Abbas, Müslümanlara uygulanan tekniğin “cadı avından” farksız olduğuna, bunun gelecekte diğerlerine yapılmayacağının garantisi olmadığına işaret ederek, herkesin buna ses çıkarması gerektiğini söyledi. Kıdemli avukat, “FBI’ın bir milyondan fazla isimle Müslümanların zımnî listesini yaptığını görüyoruz. Hayatımızın daha büyük bir kısmı bilgisayarlar aracılığıyla yaşanırken bu kapalı listeler artık hepimizi tehdit ediyor. Bir gün gelecek ABD, Müslüman olmayan yeni bir öcü bulacak, bu bâtın listeler diğerlerini gaye alacak. Bu yüzden hepimiz Müslüman aykırılığını kınamalı ve reddetmeliyiz” formunda konuştu.

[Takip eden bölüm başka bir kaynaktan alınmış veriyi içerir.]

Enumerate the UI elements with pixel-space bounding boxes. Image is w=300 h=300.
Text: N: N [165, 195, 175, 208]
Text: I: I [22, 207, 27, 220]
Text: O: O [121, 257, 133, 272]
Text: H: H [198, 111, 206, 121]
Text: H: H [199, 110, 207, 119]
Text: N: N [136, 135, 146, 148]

ABD genelinde 2 bin 500 kadar cami bulunduğunu ve bu mescitlerde de Müslümanların takip edildiğini lisana getiren Abbas, bu yerlerde istihbarat faaliyetlerinin yürütülmesi hedefiyle binlerce kişinin işe alındığını söz etti. CAIR tarafından hazırlanan “Yirmi Yıl Çok Fazla, FBI’ın İzleme Listesini Durdurmak için Çağrı” isimli raporda, FBI bilgi tabanında yalnızca “Muhammed” ve “Ali” isimlerinin farklı söylemleriyle 350 binden fazla sefer geçtiğine değinen Abbas, takip için kişinin sırf Müslüman ismine sahip olmasının kâfi olduğunun altını çizdi.
Abbas, FBI eliyle gerçekleştirilen fişlenmenin, Müslümanların çalışma ve toplumsal yaşantısında karşılarına çıkartıldığını belirterek, raporun 60’tan fazla ülke, yüzlerce özel şirket, hastaneler ve üniversiteler ile paylaşıldığını, bu sayede “potansiyel terörist” olarak görülen bireylerin her yerde kısıtlamalara tabi tutulduğunu vurguladı.